A ária analisada chama-se: Cruxifixus pertencente à Petite Messe Solenelle


de Rossini.
A ária é cantada por uma soprano com acompanhamento de piano e
harmónio.
Começando em andante sostenuto tendo o acompanhamento do piano com
um carácter bastante rítmico e constante durante toda a ária, com a dinâmica:
“pppp”( algo que apareceu principalmente no período romântico).

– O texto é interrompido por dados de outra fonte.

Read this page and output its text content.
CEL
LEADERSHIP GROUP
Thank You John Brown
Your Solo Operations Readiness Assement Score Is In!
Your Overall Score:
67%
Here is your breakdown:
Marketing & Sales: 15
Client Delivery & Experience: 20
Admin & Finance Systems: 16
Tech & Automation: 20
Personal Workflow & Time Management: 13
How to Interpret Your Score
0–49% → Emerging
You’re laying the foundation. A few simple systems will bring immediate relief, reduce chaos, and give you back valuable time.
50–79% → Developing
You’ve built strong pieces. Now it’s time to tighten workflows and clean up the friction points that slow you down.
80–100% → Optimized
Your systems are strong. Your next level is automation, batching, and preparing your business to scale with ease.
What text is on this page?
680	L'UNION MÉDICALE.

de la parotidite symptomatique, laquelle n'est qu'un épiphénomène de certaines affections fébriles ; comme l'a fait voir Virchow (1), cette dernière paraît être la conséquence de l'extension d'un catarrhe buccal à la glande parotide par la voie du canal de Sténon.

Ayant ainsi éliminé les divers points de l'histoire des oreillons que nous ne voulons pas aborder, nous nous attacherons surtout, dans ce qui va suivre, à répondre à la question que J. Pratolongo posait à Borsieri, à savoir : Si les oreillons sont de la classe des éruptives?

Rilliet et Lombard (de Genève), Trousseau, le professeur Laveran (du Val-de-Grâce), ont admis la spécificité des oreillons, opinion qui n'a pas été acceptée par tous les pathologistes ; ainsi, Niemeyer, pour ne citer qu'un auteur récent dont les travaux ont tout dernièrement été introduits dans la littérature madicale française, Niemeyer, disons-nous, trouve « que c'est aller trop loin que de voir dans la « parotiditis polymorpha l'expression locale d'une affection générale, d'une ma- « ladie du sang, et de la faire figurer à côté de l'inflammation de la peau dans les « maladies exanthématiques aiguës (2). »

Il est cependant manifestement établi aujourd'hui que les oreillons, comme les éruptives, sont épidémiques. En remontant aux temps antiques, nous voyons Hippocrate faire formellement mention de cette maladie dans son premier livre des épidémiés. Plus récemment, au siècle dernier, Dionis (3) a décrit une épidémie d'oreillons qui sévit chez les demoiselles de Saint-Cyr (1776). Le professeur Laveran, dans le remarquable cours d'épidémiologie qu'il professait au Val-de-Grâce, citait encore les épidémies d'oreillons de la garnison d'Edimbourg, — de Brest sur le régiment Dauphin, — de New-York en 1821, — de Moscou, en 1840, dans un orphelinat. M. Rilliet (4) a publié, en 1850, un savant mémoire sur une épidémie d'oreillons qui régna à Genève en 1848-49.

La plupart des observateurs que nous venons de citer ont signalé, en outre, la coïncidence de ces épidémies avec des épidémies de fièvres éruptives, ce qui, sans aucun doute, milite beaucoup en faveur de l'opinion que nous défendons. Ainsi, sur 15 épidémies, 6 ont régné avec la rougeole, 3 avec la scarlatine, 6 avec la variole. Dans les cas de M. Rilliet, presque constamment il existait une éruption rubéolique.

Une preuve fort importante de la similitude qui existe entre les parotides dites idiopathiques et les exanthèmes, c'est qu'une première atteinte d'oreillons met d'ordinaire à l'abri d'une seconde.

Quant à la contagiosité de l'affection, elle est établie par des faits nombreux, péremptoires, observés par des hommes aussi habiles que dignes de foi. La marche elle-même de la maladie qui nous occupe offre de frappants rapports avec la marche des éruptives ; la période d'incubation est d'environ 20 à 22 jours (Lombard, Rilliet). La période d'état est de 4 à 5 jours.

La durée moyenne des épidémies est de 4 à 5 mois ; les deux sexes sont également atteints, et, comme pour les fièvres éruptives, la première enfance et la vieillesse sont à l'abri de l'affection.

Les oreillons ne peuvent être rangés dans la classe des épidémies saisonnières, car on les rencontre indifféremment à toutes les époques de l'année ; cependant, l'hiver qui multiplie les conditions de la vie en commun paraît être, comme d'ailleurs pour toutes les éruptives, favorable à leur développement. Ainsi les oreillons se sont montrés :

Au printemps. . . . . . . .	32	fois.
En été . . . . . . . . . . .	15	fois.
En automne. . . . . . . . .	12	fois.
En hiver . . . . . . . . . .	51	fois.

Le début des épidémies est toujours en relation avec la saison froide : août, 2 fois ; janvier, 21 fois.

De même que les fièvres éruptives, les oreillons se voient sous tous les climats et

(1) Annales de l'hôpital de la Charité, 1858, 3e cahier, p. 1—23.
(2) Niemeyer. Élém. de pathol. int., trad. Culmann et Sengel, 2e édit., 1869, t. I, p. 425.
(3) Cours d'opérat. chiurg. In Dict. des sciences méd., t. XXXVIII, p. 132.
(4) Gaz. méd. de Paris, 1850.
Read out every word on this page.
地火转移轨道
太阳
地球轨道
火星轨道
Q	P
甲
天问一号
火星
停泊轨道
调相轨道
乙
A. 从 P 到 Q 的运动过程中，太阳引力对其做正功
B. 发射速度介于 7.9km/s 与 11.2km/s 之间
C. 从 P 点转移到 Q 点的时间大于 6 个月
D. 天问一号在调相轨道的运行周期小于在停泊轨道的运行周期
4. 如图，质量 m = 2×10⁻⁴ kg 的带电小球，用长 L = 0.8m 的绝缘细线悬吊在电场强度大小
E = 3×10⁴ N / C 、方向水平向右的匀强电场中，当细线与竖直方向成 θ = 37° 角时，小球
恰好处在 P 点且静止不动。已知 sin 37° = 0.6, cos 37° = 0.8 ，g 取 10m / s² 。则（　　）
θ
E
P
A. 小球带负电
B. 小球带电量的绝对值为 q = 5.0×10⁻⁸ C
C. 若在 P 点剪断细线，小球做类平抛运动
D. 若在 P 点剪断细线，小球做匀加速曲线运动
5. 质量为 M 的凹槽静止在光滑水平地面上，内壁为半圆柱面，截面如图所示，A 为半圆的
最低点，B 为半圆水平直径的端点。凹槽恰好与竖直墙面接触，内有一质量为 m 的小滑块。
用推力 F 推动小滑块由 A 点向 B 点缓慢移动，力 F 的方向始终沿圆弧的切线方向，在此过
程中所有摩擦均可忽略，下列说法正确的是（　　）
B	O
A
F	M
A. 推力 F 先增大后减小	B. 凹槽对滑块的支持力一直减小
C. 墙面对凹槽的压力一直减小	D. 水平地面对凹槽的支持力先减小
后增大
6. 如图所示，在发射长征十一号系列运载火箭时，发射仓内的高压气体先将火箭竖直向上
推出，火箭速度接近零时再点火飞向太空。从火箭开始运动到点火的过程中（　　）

De realçar que Rossini, usou o texto do ordinário da missa mais dramático e
tenso (quando Cristo é crucificado) e transformou num acompanhamento do
piano bastante rítmico e pontuado.
O harmónio, durante toda a ária está a dobrar a melodia e a fazer um
acompanhamento coral. De salientar que, na partitura original, o harmónio
tem um pouco mais de ritmo.
No compasso 5, o harmónio apresenta a dinâmica:“pppp”, continuando com
crescendos e diminuendos que entram em concordância no compasso 9, com
o forte do piano.
No compasso 10, o piano tem “pp” e o harmónio “pppp” algo recorrente na
peça levando à conclusão que o harmónio tem um carácter mais sublime e
menos forte que o piano, estando sempre em unanimidade nesse mesmo
aspeto.
O forte no compasso 13 faz a preparação para a modulação para SI M com
um “ppp” súbito.
No compasso 19, a linha do soprano tem acentuações em cada colcheia que
nada mais é que a junção de ritmo e dinâmica com a adesão do texto:
“passus”, que dá ao ouvinte uma sensação de sofrimento dos últimos passos
e suspiros de Cristo. Seguidamente, no compasso 20 existe uma
concordância dinâmica da linha vocal e acompanhamento do piano.
Seguidamente, a soprano tem 4 vezes o mesmo texto.
O que Rossini faz, é a subida de uma terceira, dando um movimento
de continuidade e reforçando a ideia implícita do texto chegando ao forte no
compasso 29.
As indicações de " < > "( crescendo e diminuendo) dão a expressão
momentânea de não deixar desaparecer a nota.
No compasso 42 passa novamente para a tonalidade inicial, havendo a
preparação prévia das duas últimas colcheias da soprano. Existe uma
acentuação no piano e harmónio havendo um decrescendo para o compasso
44.
No compasso 46 e 48 existe outra acentuação no 2º tempo da soprano, dando
a ideia das chagas cravadas na mão de Cristo, com o texto: “Et sepultus est”.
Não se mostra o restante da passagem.